What’s the big difference between face-to-face meetings and videoconferencing? It’s that we get to see ourselves included on the screen. I don't think you need to have narcissistic tendencies to be glued to the self-image as much as to the other people facing us. We are spared this in a live meeting.
When we work as presentation coaches, we are accustomed to hearing people’s reactions when seeing themselves. Many of the courses we run involve filming presentations and then analysing people’s performance on screen. We know how challenging this is for many when they see themselves, "Is that what I look like? I hate my voice? Wow, how I've aged!” And so it goes on – the continual yamma-yamma of self-reproach and self-absorption.

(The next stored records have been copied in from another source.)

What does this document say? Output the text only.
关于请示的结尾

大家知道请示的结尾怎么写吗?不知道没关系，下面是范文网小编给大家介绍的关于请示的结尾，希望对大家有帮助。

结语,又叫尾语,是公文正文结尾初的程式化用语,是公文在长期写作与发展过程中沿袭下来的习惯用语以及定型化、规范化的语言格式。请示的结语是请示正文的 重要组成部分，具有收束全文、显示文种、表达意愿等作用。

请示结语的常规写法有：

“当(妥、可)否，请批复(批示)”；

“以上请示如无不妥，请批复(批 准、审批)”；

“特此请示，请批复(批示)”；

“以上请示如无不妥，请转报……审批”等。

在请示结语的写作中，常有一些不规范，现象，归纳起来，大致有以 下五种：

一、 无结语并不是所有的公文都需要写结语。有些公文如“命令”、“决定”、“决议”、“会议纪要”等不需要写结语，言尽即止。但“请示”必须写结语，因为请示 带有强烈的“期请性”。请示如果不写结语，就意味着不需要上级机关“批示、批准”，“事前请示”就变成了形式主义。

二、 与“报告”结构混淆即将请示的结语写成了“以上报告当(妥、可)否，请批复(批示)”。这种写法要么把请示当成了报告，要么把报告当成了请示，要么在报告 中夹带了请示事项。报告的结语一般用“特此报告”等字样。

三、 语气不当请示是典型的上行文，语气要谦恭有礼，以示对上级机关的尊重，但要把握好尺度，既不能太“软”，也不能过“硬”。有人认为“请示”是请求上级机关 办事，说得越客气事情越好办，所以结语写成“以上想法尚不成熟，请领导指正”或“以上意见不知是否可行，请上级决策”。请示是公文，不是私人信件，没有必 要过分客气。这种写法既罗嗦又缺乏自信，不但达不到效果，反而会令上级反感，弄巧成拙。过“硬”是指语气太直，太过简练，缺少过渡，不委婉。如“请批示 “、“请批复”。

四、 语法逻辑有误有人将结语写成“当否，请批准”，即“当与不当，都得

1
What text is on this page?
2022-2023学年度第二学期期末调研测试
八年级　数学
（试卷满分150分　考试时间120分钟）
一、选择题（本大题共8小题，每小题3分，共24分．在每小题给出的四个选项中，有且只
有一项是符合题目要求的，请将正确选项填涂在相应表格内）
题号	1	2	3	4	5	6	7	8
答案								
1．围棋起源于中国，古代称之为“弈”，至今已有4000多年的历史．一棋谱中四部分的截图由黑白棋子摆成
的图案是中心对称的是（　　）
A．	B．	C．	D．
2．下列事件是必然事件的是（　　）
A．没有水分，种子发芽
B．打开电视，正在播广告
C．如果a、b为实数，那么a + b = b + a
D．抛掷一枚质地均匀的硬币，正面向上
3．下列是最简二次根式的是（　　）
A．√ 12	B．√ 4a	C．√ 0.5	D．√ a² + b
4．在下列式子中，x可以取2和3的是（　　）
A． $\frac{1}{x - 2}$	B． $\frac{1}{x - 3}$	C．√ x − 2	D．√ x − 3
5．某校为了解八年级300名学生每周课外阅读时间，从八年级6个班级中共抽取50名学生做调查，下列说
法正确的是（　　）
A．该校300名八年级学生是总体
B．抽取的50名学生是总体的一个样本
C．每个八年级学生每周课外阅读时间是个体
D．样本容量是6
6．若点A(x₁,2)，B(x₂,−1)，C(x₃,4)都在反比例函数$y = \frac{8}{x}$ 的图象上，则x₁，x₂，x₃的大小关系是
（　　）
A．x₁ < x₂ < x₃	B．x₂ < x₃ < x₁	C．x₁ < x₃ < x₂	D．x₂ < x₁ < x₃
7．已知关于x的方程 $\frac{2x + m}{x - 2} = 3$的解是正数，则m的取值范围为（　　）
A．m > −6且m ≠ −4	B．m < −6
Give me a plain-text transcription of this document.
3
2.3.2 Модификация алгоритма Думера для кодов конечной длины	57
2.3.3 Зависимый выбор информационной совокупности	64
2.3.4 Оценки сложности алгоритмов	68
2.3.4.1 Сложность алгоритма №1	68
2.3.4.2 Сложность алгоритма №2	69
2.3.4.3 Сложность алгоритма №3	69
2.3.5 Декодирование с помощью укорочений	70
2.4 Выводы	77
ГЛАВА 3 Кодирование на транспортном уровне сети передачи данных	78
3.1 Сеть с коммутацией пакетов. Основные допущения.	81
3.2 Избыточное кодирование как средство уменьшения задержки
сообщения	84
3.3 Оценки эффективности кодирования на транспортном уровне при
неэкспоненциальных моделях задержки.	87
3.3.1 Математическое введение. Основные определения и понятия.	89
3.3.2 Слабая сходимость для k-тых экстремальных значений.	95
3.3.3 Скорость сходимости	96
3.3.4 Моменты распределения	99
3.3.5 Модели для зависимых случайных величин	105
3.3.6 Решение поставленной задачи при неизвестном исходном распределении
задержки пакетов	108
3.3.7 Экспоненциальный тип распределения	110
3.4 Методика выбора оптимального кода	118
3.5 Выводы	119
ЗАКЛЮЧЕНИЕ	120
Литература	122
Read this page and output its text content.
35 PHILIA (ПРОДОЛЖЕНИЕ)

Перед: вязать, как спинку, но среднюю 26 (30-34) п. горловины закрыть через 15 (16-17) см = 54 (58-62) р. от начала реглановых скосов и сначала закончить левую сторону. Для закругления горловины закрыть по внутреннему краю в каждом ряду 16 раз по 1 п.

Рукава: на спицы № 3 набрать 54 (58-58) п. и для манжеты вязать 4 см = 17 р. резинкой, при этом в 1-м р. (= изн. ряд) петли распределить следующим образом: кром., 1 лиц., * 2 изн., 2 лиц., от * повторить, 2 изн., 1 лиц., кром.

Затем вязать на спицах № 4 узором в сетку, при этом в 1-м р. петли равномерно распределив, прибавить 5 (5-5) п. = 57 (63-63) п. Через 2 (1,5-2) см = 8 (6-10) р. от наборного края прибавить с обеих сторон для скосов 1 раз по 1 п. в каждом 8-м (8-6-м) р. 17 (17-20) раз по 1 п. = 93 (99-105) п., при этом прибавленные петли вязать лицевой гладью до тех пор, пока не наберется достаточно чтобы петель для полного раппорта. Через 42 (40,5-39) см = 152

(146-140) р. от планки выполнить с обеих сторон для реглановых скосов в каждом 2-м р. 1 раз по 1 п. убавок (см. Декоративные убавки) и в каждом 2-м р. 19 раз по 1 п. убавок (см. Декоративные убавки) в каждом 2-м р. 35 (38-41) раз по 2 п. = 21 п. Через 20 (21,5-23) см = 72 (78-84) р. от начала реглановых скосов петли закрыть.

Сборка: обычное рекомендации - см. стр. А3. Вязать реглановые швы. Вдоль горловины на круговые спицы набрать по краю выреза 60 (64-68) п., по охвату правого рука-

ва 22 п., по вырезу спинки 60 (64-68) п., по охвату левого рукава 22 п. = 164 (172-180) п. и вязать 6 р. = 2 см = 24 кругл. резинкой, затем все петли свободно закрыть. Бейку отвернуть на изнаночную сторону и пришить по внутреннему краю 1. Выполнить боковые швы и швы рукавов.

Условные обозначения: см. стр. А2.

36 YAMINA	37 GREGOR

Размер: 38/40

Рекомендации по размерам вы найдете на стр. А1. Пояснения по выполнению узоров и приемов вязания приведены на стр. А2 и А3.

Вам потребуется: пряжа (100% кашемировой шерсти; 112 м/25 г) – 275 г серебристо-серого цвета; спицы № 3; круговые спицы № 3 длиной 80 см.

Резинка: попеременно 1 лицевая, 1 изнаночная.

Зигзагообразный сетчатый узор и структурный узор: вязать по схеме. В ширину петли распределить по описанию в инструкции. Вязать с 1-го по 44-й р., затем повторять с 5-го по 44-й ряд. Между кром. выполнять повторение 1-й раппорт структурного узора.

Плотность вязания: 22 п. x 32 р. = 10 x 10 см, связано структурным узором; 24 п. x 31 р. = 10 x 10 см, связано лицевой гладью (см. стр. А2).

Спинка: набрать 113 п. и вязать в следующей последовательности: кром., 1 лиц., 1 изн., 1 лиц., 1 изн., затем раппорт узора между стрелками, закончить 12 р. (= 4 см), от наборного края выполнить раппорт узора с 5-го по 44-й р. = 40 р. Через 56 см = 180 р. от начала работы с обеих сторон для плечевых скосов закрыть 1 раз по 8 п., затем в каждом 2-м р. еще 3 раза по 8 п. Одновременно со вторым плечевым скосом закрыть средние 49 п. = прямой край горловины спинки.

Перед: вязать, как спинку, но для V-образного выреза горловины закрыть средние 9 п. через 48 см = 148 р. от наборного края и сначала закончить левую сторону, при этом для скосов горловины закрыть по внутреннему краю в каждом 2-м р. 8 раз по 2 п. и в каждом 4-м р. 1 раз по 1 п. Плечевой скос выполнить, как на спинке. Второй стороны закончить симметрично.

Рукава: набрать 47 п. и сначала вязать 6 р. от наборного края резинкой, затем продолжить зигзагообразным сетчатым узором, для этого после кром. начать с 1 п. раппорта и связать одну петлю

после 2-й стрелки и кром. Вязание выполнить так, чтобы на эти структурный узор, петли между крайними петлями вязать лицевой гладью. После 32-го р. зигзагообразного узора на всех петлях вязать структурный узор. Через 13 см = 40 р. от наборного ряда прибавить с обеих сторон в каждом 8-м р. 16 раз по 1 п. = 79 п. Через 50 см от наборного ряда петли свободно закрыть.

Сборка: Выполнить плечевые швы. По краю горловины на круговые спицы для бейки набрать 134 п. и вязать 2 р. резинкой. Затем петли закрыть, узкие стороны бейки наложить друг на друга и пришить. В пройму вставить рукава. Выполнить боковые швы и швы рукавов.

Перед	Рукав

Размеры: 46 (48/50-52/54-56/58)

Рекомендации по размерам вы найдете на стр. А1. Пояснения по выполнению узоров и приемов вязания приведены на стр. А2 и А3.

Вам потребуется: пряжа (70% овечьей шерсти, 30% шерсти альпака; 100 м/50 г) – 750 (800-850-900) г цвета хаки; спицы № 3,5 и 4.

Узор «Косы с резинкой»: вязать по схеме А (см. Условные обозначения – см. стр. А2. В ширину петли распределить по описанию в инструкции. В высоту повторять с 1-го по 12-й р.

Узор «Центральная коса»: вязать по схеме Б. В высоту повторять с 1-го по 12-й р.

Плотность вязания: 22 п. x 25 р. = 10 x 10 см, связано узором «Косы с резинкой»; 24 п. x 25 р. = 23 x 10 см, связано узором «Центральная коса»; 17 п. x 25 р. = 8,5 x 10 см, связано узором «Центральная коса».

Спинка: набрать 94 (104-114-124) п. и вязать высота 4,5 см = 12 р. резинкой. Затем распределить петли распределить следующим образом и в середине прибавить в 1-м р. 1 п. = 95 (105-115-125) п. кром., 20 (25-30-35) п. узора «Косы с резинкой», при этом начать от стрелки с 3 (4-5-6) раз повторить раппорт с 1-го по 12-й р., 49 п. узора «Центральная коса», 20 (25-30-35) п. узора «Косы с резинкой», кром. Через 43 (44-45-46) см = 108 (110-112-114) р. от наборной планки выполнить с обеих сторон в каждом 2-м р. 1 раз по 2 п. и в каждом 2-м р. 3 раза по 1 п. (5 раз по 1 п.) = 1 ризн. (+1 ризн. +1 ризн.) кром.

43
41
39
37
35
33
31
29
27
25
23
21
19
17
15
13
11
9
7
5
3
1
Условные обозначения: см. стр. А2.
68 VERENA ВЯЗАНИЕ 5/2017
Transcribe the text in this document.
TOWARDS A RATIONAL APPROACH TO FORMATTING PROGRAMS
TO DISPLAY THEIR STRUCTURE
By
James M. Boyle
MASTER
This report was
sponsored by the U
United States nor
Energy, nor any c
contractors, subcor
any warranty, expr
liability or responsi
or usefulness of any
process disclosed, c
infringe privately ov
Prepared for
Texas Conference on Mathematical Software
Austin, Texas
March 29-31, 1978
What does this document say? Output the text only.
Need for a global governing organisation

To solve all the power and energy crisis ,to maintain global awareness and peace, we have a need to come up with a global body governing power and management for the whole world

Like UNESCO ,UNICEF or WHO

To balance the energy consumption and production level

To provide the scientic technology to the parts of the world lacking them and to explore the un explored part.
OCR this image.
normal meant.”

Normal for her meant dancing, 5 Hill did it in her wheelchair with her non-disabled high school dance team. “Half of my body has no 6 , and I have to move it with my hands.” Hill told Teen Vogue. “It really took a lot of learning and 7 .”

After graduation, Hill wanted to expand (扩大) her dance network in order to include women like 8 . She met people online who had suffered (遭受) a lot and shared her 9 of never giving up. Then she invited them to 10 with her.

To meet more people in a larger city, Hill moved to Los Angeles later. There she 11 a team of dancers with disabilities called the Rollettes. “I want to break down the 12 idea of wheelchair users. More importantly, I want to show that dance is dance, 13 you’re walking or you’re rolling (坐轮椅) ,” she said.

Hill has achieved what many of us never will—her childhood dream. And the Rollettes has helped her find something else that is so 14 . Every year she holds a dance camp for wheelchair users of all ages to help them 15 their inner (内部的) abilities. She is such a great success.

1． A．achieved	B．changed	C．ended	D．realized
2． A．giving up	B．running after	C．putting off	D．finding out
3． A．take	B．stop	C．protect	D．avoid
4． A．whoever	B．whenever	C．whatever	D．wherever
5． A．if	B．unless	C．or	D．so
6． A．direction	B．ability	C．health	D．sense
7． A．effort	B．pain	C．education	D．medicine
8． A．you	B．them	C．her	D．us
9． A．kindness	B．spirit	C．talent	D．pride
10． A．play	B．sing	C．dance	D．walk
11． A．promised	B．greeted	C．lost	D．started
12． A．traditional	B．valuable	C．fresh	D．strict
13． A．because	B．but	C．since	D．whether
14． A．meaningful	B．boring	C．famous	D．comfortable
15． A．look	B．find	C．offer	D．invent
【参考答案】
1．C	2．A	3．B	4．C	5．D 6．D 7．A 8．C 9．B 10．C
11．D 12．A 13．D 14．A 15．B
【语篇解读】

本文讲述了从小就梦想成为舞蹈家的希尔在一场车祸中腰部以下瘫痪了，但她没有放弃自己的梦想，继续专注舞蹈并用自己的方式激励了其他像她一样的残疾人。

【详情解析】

By helping participants overcome the tyranny of self-criticism (and occasionally vanity), we enable them to eventually take a step back and genuinely see themselves as others see them. It’s a great learning tool.
However, whether it’s Zoom or another platform, we are confronted with the ever-present self-image. It takes an act of will not to become fixated on ourselves, when you're really trying to focus on what others are saying. In our presentation courses, we advise people to avoid being self-conscious by focusing on the audience. “Over there, is more important than over here”, we say. The same applies on conference calls, even more so. By focusing on other people’s contributions and reactions, you are less likely to be drawn into the luring image of the ever-present ‘selfie’.
On screen you’re trying to read nuances of reaction and expression on multiple faces little bigger than postage stamps in some cases, and missing most of the body language. ‘Reading people’ in this environment is incredibly useful as you practise sensing people’s attitudes and feelings about what’s being discussed.
And let’s not ignore the value of seeing yourself. Just as there is learning in the presentation course, so there is on the conference call. You are now aware of how others are seeing you, which you can then change, for instance if you need to become more animated or less stern looking when listening. I know someone who blocks out her own image on her screen in meetings as she finds it too distracting; she is still seen by others but does not see how they see her. Not being able to check how you come across is potentially risky in an environment where visual image is the currency.